Lipoatrophy, the localised loss of subcutaneous fat, is a rare complication of insulin therapy, affecting approximately 1% of patients with type 1 diabetes mellitus (T1DM)1. We present a 58-year-old woman with T1DM who developed marked abdominal lipoatrophy four months after commencing insulin pump therapy (see Figure 1). Ultrasound confirmed the affected areas (see Figure 2), and dermatological assessment with incisional biopsy revealed lipoatrophy without inflammation. Management involved changing from a steel to a Teflon cannula, rotating infusion sites, and switching insulin analogues. These interventions led to stabilisation and complete resolution over 16 months.
A literature review identified 16 publications on insulin-related lipoatrophy1-16. Based on this and our experience, we propose a diagnostic and management algorithm (see Figure 3). Given the condition’s rarity, multidisciplinary input from endocrinologists, diabetes nurse educators, and dermatologists is recommended.
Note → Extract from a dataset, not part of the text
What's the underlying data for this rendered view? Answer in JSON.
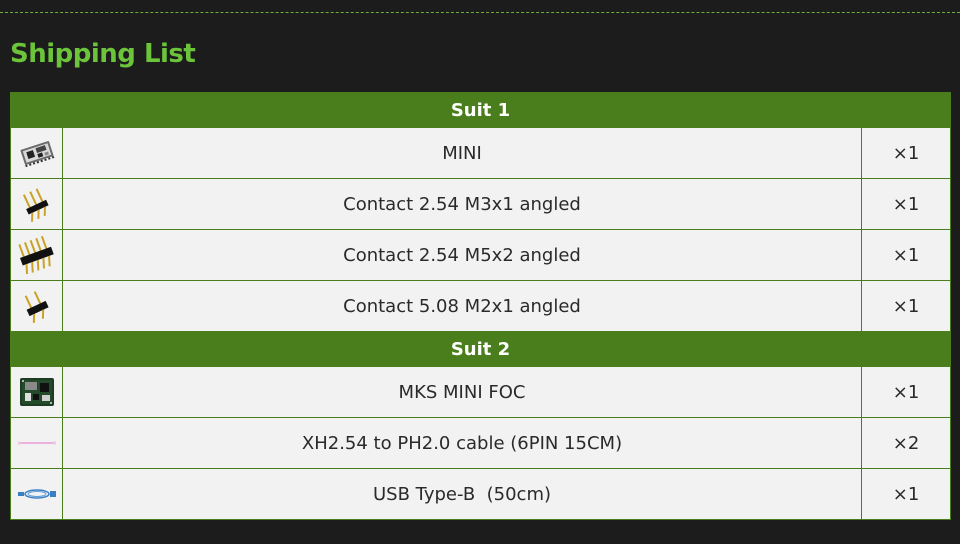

Initial strategies should include rotating infusion sites every 2–3 days1,4. If lipoatrophy develops, trial changing the cannula type (e.g., steel to Teflon) and insulin analogue. Several reports describe improvement or stabilisation after modifying insulin type in both continuous subcutaneous insulin infusion (CSII)1,2,3 and multiple daily injection (MDI) regimens10, 12, 13.
Topical sodium cromoglycate (SCG) cream has shown benefit, particularly when combined with insulin changes1,6,13. In one case series, 7 of 10 patients improved within 3–24 months, and 4 of 4 insulin-change non-responders showed benefit with SCG.
Corticosteroids—topical, intralesional, or oral—have also been trialled with mixed outcomes5,7,14,15. Due to a better lower side effect profile, topical or intralesional corticosteroids are preferred before considering systemic therapy.
If lipoatrophy persists despite these interventions, switching from insulin pump therapy to MDI should be considered, guided by shared decision-making in a multidisciplinary setting.